Our government is currently hemorrhaging money on stimulus bills to keep the economy from collapsing, and while some Paycheck Protection Program loans go to billionaires, that same money could be funneled into social determinants-focused programs that actually can influence health relatively quickly. We've seen this before in policies like expansion of the earned income tax credit, Medicaid expansion, and minimum wage hikes. In 1965, when President Johnson said hospitals had to be desegregated to get Medicare fundings, it led to reductions in infant mortality from preventable diseases within a year. In this way, addressing social determinants should be thought of as evidence-based treatment options that can lower mortality or sickness, not a goal on a bucket list.
It can even be cost effective: A study from 2018 measured the impact of social determinants of health-type services on Medicaid and Medicare Advantage patients, finding that they could save more than $2,400 per person on their health care when they were referred to organizations that provided assistance for things like secure housing, medical transportation, healthy food programs, and utility and financial assistance.
COVID-19 has taught us it is possible to address some social determinants of health rather quickly—like expanding unemployment, finding places for homeless people to sleep at night, or closing down streets to traffic so that people in areas without parks have more room for exercise and recreation.

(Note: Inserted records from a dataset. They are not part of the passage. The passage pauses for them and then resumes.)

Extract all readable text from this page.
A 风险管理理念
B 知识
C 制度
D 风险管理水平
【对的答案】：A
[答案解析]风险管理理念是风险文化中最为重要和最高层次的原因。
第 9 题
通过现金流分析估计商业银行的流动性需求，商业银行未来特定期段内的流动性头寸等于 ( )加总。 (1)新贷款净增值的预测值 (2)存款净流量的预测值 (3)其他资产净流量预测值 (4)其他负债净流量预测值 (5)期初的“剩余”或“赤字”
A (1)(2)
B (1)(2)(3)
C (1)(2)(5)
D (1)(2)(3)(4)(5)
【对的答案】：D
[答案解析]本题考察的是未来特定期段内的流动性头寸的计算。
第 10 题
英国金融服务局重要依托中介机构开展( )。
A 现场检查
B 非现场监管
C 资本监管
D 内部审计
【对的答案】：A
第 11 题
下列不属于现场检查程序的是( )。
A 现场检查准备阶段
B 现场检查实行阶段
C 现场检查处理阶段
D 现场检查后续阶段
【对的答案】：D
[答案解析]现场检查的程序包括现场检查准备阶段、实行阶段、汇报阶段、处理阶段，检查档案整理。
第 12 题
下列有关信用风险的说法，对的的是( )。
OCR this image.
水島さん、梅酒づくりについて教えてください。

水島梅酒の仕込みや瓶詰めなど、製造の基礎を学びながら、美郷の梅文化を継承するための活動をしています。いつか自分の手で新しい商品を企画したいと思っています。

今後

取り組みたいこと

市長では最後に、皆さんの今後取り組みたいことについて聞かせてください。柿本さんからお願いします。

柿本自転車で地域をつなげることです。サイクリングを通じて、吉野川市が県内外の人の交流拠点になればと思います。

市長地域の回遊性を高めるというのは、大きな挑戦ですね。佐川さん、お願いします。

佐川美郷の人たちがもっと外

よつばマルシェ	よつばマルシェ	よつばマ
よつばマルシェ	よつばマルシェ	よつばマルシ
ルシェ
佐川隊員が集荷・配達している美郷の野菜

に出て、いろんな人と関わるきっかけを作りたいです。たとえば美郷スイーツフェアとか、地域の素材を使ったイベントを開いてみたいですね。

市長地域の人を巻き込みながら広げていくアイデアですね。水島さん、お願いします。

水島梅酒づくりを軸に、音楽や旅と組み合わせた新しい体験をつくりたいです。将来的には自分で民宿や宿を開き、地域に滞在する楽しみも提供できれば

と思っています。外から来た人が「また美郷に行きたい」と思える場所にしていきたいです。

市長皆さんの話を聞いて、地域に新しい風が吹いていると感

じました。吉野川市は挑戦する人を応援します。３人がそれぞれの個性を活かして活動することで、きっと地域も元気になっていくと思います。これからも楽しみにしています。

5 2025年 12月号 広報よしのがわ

What else might a social-determinants approach to COVID-19 look like? It would still include healthcare initiatives, of course. More than five million people have lost their health insurance because of COVID-19. The fact that when you lose your job due to a COVID-19 layoff, you lose your health insurance, is uniquely American phenomenon, compared to our peer countries.
“Decoupling health insurance from employment or dare I say it, having universal health care, that would go a long way to addressing some of these problems and the disparities that really are unique to the U.S.,” Wolfson said.
“Is COVID-19 the wake up call? Yes, it is among many people.”
It would also incorporate health-adjacent measures, like moratoriums on evictions, releasing people from jails where COVID-19 is spreading, and expanding access to food programs or universal childcare. We need to help people be financially stable while we wait for a vaccine. That might involve extending unemployment benefits, no-interest micro-financing, or the government paying companies to keep employees at 80 percent of their wages—like other European countries have done.
What’s crucial is not to let the reminder of how critical the social determinants of health are fade away after the pandemic. The World Economic Forum reported that the pandemic could push half a billion people in the world into poverty. That means our focus on social determinants can’t end with COVID-19, but intensify to deal with its aftermath.
The progress on social determinants may feel slow, but Marmot said that he’s thrilled it’s making its way into discussions of health and policy now. “When I say I've been doing research on this for 40 years, that may sound like I'm bitter or despondent,” he said. “I’m not in the least bit. I'm delighted that the language of social determinants of health is nearly in common parlance. We are getting on the agenda. Is COVID-19 the wake up call? Yes, it is among many people.”
COVID-19 can help obviously connect the dots between a person's wages, where they live, and their race to their physical health. “It's both a tsunami of a public health crisis and potentially a tsunami of real understanding and enlightenment," Venkataramani said.